Winston-Salem Doctor May Still Prevail, Despite Procedural Obstacles | Eastern North Carolina Now

Publisher's note: This post appears here courtesy of the Carolina Journal.

At a July 31, 2018, press conference, Dr. Gajendra Singh, a Forsyth County surgeon, discusses the lawsuit he has filed challenging certificate of need laws. At left is Raleigh attorney H. Denton Worrell and at right is Institute for Justice Attorney Renee Flaherty. | Photo: Don Carrington/Carolina Journal

    A surgeon's lawsuit against state restrictions on medical equipment has fallen victim to an obscure procedural rule.

    Dr. Gajendra Singh of Winston-Salem wanted to provide his patients affordable MRI scans, but he can't buy an MRI scanner without getting state permission under Certificate of Need laws. Singh challenged North Carolina's CON laws as monopolistic and unconstitutional, but he abandoned his broader constitutional challenge after his case got tangled in procedure.

    By restricting his case, Singh narrowed his ambitions. He now hopes to set the stage for future constitutional challenges against CON laws, not only in North Carolina but also across the nation, said Josh Windham, Singh's attorney from the Institute for Justice.

    If successful, his broad constitutional challenge could have toppled the CON regime, breaking or weakening state caps on hospital beds, ambulatory surgery centers, dialysis centers, and medical equipment.

    But an obscure requirement sank the viability of that broad challenge.

    The legislature required broad constitutional challenges to go before a three-judge panel. Singh's lawyers feared the panel would keep the case delayed for months. They've already spent more than a year and a half plodding through procedural roadblocks to determine whether the case will reach a courtroom.

    "North Carolina's three-judge system is a confusing quagmire," Windham said. "We decided to give that purgatory an end and move this case forward ... so that Dr. Singh can still get the relief he wants in a timely manner."

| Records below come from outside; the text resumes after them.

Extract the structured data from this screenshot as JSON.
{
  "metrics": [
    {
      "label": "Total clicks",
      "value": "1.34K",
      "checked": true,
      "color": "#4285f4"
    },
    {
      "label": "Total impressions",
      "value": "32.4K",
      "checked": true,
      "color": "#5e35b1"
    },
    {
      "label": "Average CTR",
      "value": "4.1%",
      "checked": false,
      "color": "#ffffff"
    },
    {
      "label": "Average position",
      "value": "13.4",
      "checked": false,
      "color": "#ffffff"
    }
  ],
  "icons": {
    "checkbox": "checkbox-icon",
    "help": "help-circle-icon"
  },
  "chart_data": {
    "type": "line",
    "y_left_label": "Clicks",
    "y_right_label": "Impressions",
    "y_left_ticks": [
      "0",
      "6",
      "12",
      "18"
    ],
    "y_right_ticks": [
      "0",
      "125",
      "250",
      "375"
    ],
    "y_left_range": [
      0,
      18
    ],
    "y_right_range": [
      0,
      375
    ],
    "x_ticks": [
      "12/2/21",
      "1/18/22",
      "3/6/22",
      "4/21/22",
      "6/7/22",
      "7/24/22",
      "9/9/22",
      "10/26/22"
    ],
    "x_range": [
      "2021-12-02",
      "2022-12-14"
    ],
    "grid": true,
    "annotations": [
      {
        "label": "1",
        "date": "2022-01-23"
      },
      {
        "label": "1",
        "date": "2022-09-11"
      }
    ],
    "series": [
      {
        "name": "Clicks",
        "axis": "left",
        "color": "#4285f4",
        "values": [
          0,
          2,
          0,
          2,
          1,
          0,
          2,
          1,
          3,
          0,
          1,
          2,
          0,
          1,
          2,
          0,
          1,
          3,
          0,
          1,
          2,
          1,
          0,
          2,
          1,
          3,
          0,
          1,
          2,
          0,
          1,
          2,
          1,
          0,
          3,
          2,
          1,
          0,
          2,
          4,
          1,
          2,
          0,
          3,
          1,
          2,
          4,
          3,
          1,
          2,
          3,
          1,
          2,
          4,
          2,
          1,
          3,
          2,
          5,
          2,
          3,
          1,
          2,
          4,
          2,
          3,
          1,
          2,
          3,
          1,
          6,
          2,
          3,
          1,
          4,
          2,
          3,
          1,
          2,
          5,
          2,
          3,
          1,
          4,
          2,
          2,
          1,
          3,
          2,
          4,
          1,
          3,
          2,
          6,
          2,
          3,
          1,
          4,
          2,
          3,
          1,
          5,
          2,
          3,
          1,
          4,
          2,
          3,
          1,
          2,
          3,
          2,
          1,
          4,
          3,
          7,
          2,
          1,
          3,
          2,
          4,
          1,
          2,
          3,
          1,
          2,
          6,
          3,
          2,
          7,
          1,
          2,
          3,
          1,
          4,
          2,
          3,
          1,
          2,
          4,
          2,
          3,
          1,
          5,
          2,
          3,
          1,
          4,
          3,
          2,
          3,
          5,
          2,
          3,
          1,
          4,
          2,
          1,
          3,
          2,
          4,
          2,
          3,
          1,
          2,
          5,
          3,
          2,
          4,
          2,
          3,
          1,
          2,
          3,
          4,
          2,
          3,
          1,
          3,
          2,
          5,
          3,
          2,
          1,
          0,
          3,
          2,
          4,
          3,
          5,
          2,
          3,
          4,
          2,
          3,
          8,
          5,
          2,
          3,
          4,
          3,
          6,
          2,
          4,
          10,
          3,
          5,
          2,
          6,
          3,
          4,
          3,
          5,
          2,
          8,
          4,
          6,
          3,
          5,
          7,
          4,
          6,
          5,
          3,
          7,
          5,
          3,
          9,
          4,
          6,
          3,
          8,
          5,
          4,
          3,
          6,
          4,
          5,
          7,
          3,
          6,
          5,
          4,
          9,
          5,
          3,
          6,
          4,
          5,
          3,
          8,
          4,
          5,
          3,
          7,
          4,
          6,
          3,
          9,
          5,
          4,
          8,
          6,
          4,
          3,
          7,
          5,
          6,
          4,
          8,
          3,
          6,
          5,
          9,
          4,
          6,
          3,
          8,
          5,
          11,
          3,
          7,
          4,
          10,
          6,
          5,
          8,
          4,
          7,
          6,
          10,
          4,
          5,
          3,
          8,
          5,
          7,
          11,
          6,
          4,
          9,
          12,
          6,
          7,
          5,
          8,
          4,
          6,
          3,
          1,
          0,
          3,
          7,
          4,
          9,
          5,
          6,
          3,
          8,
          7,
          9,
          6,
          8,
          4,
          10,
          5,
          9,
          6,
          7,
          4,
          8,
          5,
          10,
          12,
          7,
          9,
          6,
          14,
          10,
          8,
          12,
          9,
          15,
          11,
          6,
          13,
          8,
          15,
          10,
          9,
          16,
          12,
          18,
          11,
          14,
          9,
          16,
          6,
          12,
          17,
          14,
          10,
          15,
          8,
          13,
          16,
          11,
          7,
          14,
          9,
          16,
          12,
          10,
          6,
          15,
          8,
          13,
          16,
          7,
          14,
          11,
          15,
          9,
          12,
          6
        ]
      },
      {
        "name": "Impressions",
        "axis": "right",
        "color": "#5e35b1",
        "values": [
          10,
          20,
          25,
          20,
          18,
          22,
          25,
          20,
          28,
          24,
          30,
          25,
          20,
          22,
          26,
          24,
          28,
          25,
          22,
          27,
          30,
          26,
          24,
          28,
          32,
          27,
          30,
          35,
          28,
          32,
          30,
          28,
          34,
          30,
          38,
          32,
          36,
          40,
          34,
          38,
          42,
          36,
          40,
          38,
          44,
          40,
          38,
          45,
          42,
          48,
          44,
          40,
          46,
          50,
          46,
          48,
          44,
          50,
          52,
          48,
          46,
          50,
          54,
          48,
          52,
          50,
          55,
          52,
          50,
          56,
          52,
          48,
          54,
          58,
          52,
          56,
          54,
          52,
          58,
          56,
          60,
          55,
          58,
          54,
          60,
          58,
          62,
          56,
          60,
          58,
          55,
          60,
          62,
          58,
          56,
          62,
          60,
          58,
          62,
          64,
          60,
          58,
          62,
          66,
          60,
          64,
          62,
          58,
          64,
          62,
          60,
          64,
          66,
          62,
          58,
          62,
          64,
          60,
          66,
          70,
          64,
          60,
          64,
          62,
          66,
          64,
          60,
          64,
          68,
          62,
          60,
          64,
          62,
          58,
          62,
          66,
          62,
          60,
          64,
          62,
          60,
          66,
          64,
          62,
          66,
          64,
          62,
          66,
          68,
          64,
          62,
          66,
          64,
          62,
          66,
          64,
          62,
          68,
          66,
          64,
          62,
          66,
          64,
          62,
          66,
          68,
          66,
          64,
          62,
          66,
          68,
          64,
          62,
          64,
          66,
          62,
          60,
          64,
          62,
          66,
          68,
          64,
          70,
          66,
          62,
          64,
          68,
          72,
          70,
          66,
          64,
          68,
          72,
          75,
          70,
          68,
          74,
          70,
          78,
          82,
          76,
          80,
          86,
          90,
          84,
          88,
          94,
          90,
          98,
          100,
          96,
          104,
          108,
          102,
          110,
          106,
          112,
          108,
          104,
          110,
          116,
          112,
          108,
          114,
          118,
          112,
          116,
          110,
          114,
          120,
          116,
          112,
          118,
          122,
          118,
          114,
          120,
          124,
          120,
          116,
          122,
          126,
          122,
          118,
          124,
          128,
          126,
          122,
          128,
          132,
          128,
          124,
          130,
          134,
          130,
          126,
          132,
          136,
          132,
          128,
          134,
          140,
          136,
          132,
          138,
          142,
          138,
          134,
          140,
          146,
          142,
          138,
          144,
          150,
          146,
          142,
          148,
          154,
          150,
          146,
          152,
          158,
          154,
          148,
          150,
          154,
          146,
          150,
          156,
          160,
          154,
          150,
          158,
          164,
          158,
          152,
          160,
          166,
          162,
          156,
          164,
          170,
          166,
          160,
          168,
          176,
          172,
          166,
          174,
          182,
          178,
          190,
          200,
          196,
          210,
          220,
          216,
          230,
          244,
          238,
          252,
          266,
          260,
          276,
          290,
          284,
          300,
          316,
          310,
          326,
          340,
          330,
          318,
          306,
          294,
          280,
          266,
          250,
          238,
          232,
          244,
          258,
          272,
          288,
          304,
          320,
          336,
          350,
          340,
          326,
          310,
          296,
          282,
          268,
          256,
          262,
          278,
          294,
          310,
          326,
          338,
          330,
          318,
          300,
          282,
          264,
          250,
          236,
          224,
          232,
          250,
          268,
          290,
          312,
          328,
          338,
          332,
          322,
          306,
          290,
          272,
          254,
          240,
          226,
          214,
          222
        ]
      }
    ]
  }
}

    The case could hit the courtroom by next fall. Singh can only prove the CON law unconstitutional in his specific case with the MRI scanner.

    "But if Dr. Singh prevails in this case, that would be a decision that the CON law is unconstitutional as applied to him, that you've created a monopoly by preventing him from purchasing a scanner," Windham said. "At that point, the writing would be on the wall for the CON law. All it would take would be successive plaintiffs to follow up Dr. Singh's lawsuit with the same legal arguments."

    Windham hopes this could help patients access more affordable care. Defenders of CON laws warn that weakening the restrictions could hurt rural health care and incentivize overprescribing.

    "CON laws in North Carolina only serve to protect incumbent providers," said Jordan Roberts, John Locke Foundation health policy analyst. "CON laws assume that government bureaucrats know the health needs of a community better than those who live in that community. Removing CON laws will give the power back to the individual communities to determine their health needs."

    Any future broad constitutional claims against CON laws risk running into the same three-judge panel.

    "This just highlights why [this] is such a terrible rule," said Jon Guze, John Locke Foundation director of legal studies. "It is much harder to win and to get unconstitutional laws struck down in their entirety. It sets up all of these procedural labyrinths that you have to thread your way through before you can even get your facial challenge before court."